As is apparent from FIG. 4, the present invention is applied when 13 months have elapsed since the start of data collection, and thereafter, the blowing rate of oxygen-containing gas (Nm ³ / h) has increased. Further, as apparent from FIG. 5, the present invention is applied when 13 months have elapsed since the start of data collection, and thereafter, the durability of the copper converter 1 is improved.

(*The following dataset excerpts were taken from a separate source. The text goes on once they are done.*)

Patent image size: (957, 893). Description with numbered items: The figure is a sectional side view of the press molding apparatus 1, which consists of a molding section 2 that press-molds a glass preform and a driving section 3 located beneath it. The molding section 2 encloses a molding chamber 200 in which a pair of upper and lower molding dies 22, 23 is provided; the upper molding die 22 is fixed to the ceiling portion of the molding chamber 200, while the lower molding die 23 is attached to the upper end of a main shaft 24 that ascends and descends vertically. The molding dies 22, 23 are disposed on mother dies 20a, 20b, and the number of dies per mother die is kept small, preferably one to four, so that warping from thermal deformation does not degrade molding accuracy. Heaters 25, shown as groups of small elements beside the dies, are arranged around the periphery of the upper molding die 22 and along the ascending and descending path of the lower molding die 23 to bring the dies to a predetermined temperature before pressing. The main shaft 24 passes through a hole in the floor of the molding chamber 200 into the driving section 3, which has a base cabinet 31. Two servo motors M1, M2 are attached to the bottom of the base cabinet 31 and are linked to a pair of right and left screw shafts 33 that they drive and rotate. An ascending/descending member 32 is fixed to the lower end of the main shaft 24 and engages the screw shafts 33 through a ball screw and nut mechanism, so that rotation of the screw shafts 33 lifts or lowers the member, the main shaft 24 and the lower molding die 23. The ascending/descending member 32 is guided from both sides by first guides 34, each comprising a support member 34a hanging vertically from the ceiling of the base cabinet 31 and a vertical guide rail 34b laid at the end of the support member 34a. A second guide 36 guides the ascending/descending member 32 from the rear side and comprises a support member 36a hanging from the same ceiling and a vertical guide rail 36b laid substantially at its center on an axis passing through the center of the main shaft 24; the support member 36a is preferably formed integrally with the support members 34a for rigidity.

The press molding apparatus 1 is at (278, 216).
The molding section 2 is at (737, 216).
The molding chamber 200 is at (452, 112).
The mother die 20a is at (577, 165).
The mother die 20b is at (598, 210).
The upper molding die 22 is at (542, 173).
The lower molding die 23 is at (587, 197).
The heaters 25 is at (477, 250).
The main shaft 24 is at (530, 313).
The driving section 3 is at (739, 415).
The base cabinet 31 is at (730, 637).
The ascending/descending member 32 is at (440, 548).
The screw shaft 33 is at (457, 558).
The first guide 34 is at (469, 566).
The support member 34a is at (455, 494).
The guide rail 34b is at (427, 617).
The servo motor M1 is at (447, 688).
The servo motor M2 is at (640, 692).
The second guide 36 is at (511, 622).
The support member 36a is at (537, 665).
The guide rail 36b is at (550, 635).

It is sectional drawing which shows the example of the apparatus to which this invention is applied typically. It is sectional drawing which shows typically the other example of the apparatus to which this invention is applied. It is an expanded sectional view near a tuyere. It is a graph which shows transition of the ventilation volume of oxygen containing gas. It is a graph which shows transition of the durability of a copper converter.

Explanation of symbols

DESCRIPTION OF SYMBOLS 1 Copper converter 2 Melt 3 Traveling carriage 4 Feather 5 Furnace 6 Punching rod 7 Punching machine 8 Copper converter rotating device
9a Lifting drive
9b Lifting drive
9c Lifting drive
10 Tilt drive
CL1 rotating axis of copper converter
CL2 Punching machine tilt axis
CL3 center axis of tuyere
CL4 Punching rod center axis θ Punching rod tilt angle H Punching rod height L Tail depth

Claims (4)

  In a punching method in which a punching rod is inserted into a closed tuyere of a copper converter for containing a melt and blowing an oxygen-containing gas and blowing, the tuyeres from the molten metal surface are rotated by rotating the copper converter Adjust the depth to satisfy the range of 100 to 1000 mm, then adjust the height and inclination angle of the punching rod according to the height and inclination angle of the tuyere, and the central axis of the tuyere and the punching A punching method for a copper converter tuyere, wherein the punching rod is inserted into the tuyere with the central axis of the rod in parallel to open the tuyere.   2. The method of punching a copper converter tuyere according to claim 1, wherein the punching rod is inserted into the tuyere with the center axis of the tuyere aligned with the center axis of the punching rod.   A punching device that breaks a closed tuyere of a copper converter, the punching rod for striking the solidified material accumulated in the tuyere, the punching rod inserted into the tuyere, and the punching rod as a central axis A punching machine that moves back and forth in parallel; a lifting drive that moves the punching machine up and down to adjust the height; and tilting the punching machine around a tilting axis parallel to the rotation axis of the copper converter. A punching device for a copper converter tuyere, comprising a tilt drive that makes the center axis of the tuyere and the center axis of the punching rod parallel to each other. The copper converter tuyere punching device according to claim 3, wherein the punching rod is moved forward and backward by making the center axis of the tuyere and the center axis of the punching rod coincide with each other.